# a little help on a 40 gallon tank



## hakishimiei (Oct 13, 2011)

i have a 10 gallon planted CRS tank which is doing really good.

i have another 10 gallon divided betta tank which is doing good too.

i have a 20 gallon high that im having a problem thats why i put it away for now.








i bought a 40 gallon tank for $100 with stand. right now i have a layer of fluorite in it im about to add 2 bags of caribsea midnight black floramax to top it off with aqua soil amazonia 2 because this is gonna be my new CRS tank. low-tech tank. 

questions:

1. what kind of light do i need for a 40 gallon (36" in length) lighting low and medium plants?








2. where can i get a light like this for my 40 gallon? it dont need to be the same exact light just a light that you can hang i think they call the way the light is hanging is petal something
i just like the way its clean to look at it. or any suggestion for lighting my 40 gallon tank

3. does anybody ever bought this stand on aquaticlife .com and dr foster and smith aquarium .com. or should i just make my own or just use the legs some of the light fixture uses?

4. and last will be anyone knows a good website about aquarium fertilizers and such. or what website to buy some?


i know i know i can just google it and read along some website and buy off some ferts and lights on the first 5 website that i click when i push the search button. but i want to hear it from experienced low tech planted tank keeper.

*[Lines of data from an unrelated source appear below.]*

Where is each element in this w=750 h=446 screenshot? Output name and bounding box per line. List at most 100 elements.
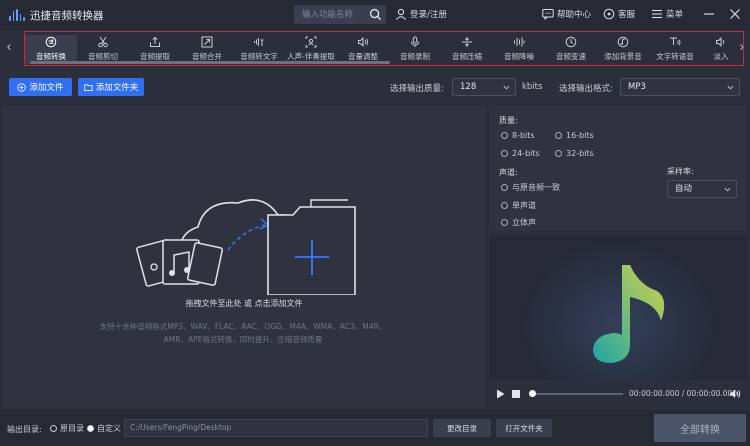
customer-service-button[interactable]: 客服 [603, 8, 635, 20]
radio-16bits[interactable]: 16-bits [555, 131, 594, 140]
tool-audio-merge[interactable]: 音频合并 [181, 35, 233, 64]
radio-circle [555, 132, 562, 139]
menu-button[interactable]: 菜单 [651, 8, 683, 20]
format-select[interactable]: MP3 [620, 78, 740, 96]
vocal-extract-icon [305, 36, 317, 48]
radio-channel-original[interactable]: 与原音频一致 [501, 182, 560, 193]
play-icon[interactable] [496, 389, 505, 399]
samplerate-select[interactable]: 自动 [667, 180, 737, 198]
supported-formats-text: 支持十余种音频格式MP3、WAV、FLAC、AAC、OGG、M4A、WMA、AC… [99, 322, 387, 344]
action-bar: 添加文件 添加文件夹 选择输出质量: 128 kbits 选择输出格式: MP3 [0, 70, 750, 104]
tool-audio-compress[interactable]: 音频压缩 [441, 35, 493, 64]
search-box[interactable] [294, 5, 386, 24]
samplerate-title: 采样率: [667, 167, 694, 176]
speed-icon [565, 36, 577, 48]
radio-circle [501, 132, 508, 139]
tool-audio-extract[interactable]: 音频提取 [129, 35, 181, 64]
tool-vocal-extract[interactable]: 人声-伴奏提取 [285, 35, 337, 64]
radio-circle [50, 425, 57, 432]
chevron-down-icon [727, 85, 734, 90]
progress-handle[interactable] [529, 390, 536, 397]
tool-fade-in[interactable]: 淡入 [701, 35, 741, 64]
radio-circle-selected [87, 425, 94, 432]
text-to-speech-icon [670, 37, 681, 46]
quality-select[interactable]: 128 [452, 78, 516, 96]
login-button[interactable]: 登录/注册 [395, 8, 447, 20]
toolbar-scrollbar[interactable] [30, 61, 390, 64]
app-title: 迅捷音频转换器 [30, 10, 104, 22]
settings-panel: 质量: 8-bits 16-bits 24-bits 32-bits 声道: 与… [489, 105, 747, 231]
help-center-button[interactable]: 帮助中心 [542, 8, 591, 20]
quality-title: 质量: [499, 116, 518, 125]
radio-channel-stereo[interactable]: 立体声 [501, 217, 536, 228]
radio-circle [501, 150, 508, 157]
radio-custom-dir[interactable]: 自定义 [87, 423, 121, 434]
tool-audio-convert[interactable]: 音频转换 [25, 35, 77, 64]
headset-icon [603, 8, 615, 20]
radio-circle [501, 184, 508, 191]
minimize-icon[interactable] [702, 7, 716, 21]
file-drop-zone[interactable]: 拖拽文件至此处 或 点击添加文件 支持十余种音频格式MP3、WAV、FLAC、A… [3, 105, 485, 408]
user-icon [396, 8, 406, 20]
tool-add-background-music[interactable]: 添加背景音 [597, 35, 649, 64]
output-path-field[interactable]: C:/Users/FengPing/Desktop [124, 419, 428, 437]
tool-audio-cut[interactable]: 音频剪切 [77, 35, 129, 64]
radio-24bits[interactable]: 24-bits [501, 149, 540, 158]
quality-unit: kbits [522, 82, 543, 92]
search-icon[interactable] [369, 8, 382, 21]
radio-circle [501, 202, 508, 209]
volume-icon[interactable] [729, 388, 741, 400]
search-input[interactable] [294, 5, 368, 24]
upload-illustration [136, 199, 356, 295]
tool-audio-record[interactable]: 音频录制 [389, 35, 441, 64]
add-folder-button[interactable]: 添加文件夹 [78, 78, 144, 96]
volume-icon [358, 37, 369, 47]
title-bar: 迅捷音频转换器 登录/注册 帮助中心 客服 菜单 [0, 0, 750, 30]
tool-text-to-speech[interactable]: 文字转语音 [649, 35, 701, 64]
tool-bar: ‹ › 音频转换 音频剪切 音频提取 音频合并 音频转文字 人声-伴奏提取 音量… [0, 30, 750, 68]
audio-to-text-icon [254, 38, 264, 46]
bottom-bar: 输出目录: 原目录 自定义 C:/Users/FengPing/Desktop … [0, 410, 750, 446]
denoise-icon [514, 37, 525, 47]
tool-audio-speed[interactable]: 音频变速 [545, 35, 597, 64]
open-folder-button[interactable]: 打开文件夹 [496, 419, 552, 437]
chevron-down-icon [724, 187, 731, 192]
fade-in-icon [716, 37, 725, 47]
tool-audio-to-text[interactable]: 音频转文字 [233, 35, 285, 64]
scissors-icon [98, 36, 108, 48]
radio-channel-mono[interactable]: 单声道 [501, 200, 536, 211]
chat-icon [542, 9, 554, 20]
convert-all-button[interactable]: 全部转换 [654, 414, 746, 442]
add-file-button[interactable]: 添加文件 [9, 78, 72, 96]
stop-icon[interactable] [512, 390, 520, 398]
convert-icon [45, 36, 57, 48]
chevron-left-icon[interactable]: ‹ [4, 41, 14, 55]
radio-circle [501, 219, 508, 226]
output-dir-label: 输出目录: [7, 425, 42, 434]
radio-circle [555, 150, 562, 157]
app-logo-icon [9, 9, 25, 21]
microphone-icon [411, 36, 419, 47]
channel-title: 声道: [499, 168, 518, 177]
tool-volume-adjust[interactable]: 音量调整 [337, 35, 389, 64]
chevron-down-icon [503, 85, 510, 90]
music-note-icon [519, 235, 719, 380]
compress-icon [462, 37, 472, 47]
quality-label: 选择输出质量: [390, 84, 444, 94]
audio-preview [489, 235, 747, 380]
progress-bar[interactable] [533, 393, 623, 395]
plus-circle-icon [17, 82, 27, 92]
close-icon[interactable] [728, 7, 742, 21]
radio-original-dir[interactable]: 原目录 [50, 423, 84, 434]
tool-audio-denoise[interactable]: 音频降噪 [493, 35, 545, 64]
player-controls: 00:00:00.000 / 00:00:00.000 [489, 380, 747, 408]
radio-8bits[interactable]: 8-bits [501, 131, 535, 140]
hamburger-icon [652, 9, 662, 19]
folder-icon [84, 83, 93, 91]
format-label: 选择输出格式: [559, 84, 613, 94]
drop-hint: 拖拽文件至此处 或 点击添加文件 [185, 299, 303, 308]
change-dir-button[interactable]: 更改目录 [433, 419, 491, 437]
radio-32bits[interactable]: 32-bits [555, 149, 594, 158]
background-music-icon [617, 36, 629, 48]
extract-icon [150, 36, 160, 47]
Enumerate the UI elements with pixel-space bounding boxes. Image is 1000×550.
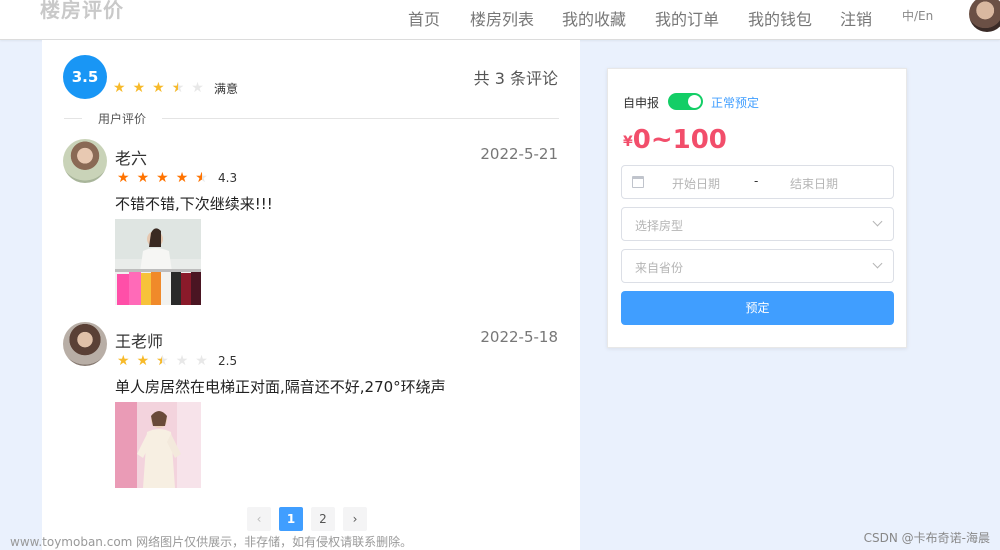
review-photo[interactable] (115, 219, 201, 305)
star-icon: ★ (156, 354, 169, 368)
price-value: 0~100 (632, 125, 727, 155)
overall-star-rating: ★ ★ ★ ★ ★ (113, 81, 204, 95)
review-text: 单人房居然在电梯正对面,隔音还不好,270°环绕声 (115, 378, 446, 396)
page-2-button[interactable]: 2 (311, 507, 335, 531)
currency-symbol: ¥ (623, 134, 633, 150)
room-type-select[interactable]: 选择房型 (621, 207, 894, 241)
province-placeholder: 来自省份 (635, 261, 684, 275)
book-button[interactable]: 预定 (621, 291, 894, 325)
switch-label: 自申报 (623, 96, 660, 110)
language-switch[interactable]: 中/En (902, 7, 933, 24)
author-credit: CSDN @卡布奇诺-海晨 (863, 531, 990, 545)
review-item: 老六 2022-5-21 ★ ★ ★ ★ ★ 4.3 不错不错,下次继续来!!! (42, 139, 580, 319)
review-item: 王老师 2022-5-18 ★ ★ ★ ★ ★ 2.5 单人房居然在电梯正对面,… (42, 322, 580, 502)
star-icon: ★ (172, 81, 185, 95)
top-navbar: 楼房评价 首页 楼房列表 我的收藏 我的订单 我的钱包 注销 中/En (0, 0, 1000, 40)
review-count: 共 3 条评论 (473, 69, 558, 88)
province-select[interactable]: 来自省份 (621, 249, 894, 283)
star-icon: ★ (117, 353, 130, 369)
review-text: 不错不错,下次继续来!!! (115, 195, 273, 213)
star-icon: ★ (136, 353, 150, 369)
star-icon: ★ (191, 80, 204, 96)
review-score: 4.3 (218, 171, 238, 185)
page-logo-title: 楼房评价 (40, 0, 124, 22)
calendar-icon (632, 176, 644, 188)
price-range: ¥0~100 (623, 125, 727, 155)
reviewer-avatar (63, 322, 107, 366)
review-star-rating: ★ ★ ★ ★ ★ (117, 354, 208, 368)
end-date-input[interactable]: 结束日期 (790, 175, 838, 192)
review-score: 2.5 (218, 354, 238, 368)
chevron-down-icon (872, 216, 883, 227)
self-declare-toggle[interactable] (668, 93, 703, 110)
overall-score-badge: 3.5 (63, 55, 107, 99)
date-range-picker[interactable]: 开始日期 - 结束日期 (621, 165, 894, 199)
nav-home[interactable]: 首页 (408, 6, 440, 30)
prev-page-button[interactable]: ‹ (247, 507, 271, 531)
divider-line (162, 118, 559, 119)
star-icon: ★ (136, 170, 150, 186)
reviews-panel: 3.5 ★ ★ ★ ★ ★ 满意 共 3 条评论 用户评价 老六 2022-5-… (42, 40, 580, 550)
switch-status-text: 正常预定 (711, 96, 760, 110)
start-date-input[interactable]: 开始日期 (672, 175, 720, 192)
user-avatar[interactable] (969, 0, 1000, 32)
nav-building-list[interactable]: 楼房列表 (470, 6, 534, 30)
review-date: 2022-5-18 (480, 328, 558, 346)
date-separator: - (754, 174, 759, 188)
divider-line (64, 118, 82, 119)
star-icon: ★ (195, 171, 208, 185)
review-date: 2022-5-21 (480, 145, 558, 163)
booking-card: 自申报 正常预定 ¥0~100 开始日期 - 结束日期 选择房型 来自省份 预定 (607, 68, 907, 348)
reviewer-name: 王老师 (115, 332, 164, 351)
reviewer-avatar (63, 139, 107, 183)
nav-my-favorites[interactable]: 我的收藏 (562, 6, 626, 30)
room-type-placeholder: 选择房型 (635, 219, 684, 233)
review-star-rating: ★ ★ ★ ★ ★ (117, 171, 208, 185)
nav-my-orders[interactable]: 我的订单 (655, 6, 719, 30)
reviewer-name: 老六 (115, 149, 148, 168)
star-icon: ★ (156, 170, 169, 186)
star-icon: ★ (117, 170, 130, 186)
rating-text: 满意 (214, 82, 239, 96)
section-divider: 用户评价 (64, 109, 559, 129)
nav-my-wallet[interactable]: 我的钱包 (748, 6, 812, 30)
pagination: ‹ 1 2 › (247, 507, 367, 531)
review-photo[interactable] (115, 402, 201, 488)
section-title: 用户评价 (98, 112, 147, 126)
star-icon: ★ (113, 80, 126, 96)
next-page-button[interactable]: › (343, 507, 367, 531)
watermark-text: www.toymoban.com 网络图片仅供展示，非存储，如有侵权请联系删除。 (10, 535, 413, 549)
page-1-button[interactable]: 1 (279, 507, 303, 531)
chevron-down-icon (872, 258, 883, 269)
nav-logout[interactable]: 注销 (840, 6, 872, 30)
star-icon: ★ (132, 80, 146, 96)
star-icon: ★ (175, 353, 189, 369)
star-icon: ★ (152, 80, 165, 96)
star-icon: ★ (195, 353, 208, 369)
star-icon: ★ (175, 170, 189, 186)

as you can see this is a bigger tank for me and this is a big project i wanted to do something you want to stare at instead of the tv while drinking hot cocoa:biggrin: before winter season comes coz its SNOWBOARDING BABY!!!

thankz alot
-JAJA-


----------



## hakishimiei (Oct 13, 2011)

no help?


----------



## Hoppy (Dec 24, 2005)

Here is one option: http://www.catalinaaquarium.com/store/product_info.php?cPath=71_197&products_id=1844 with it hanging about 30 inches above the substrate, about 15 inches above the top of the tank. You can get it with the hanging kit already installed, and it comes with the bulbs you want.


----------



## hakishimiei (Oct 13, 2011)

Thankz alot hoppy.. Been searching for lights i just dont know which one is the right one


----------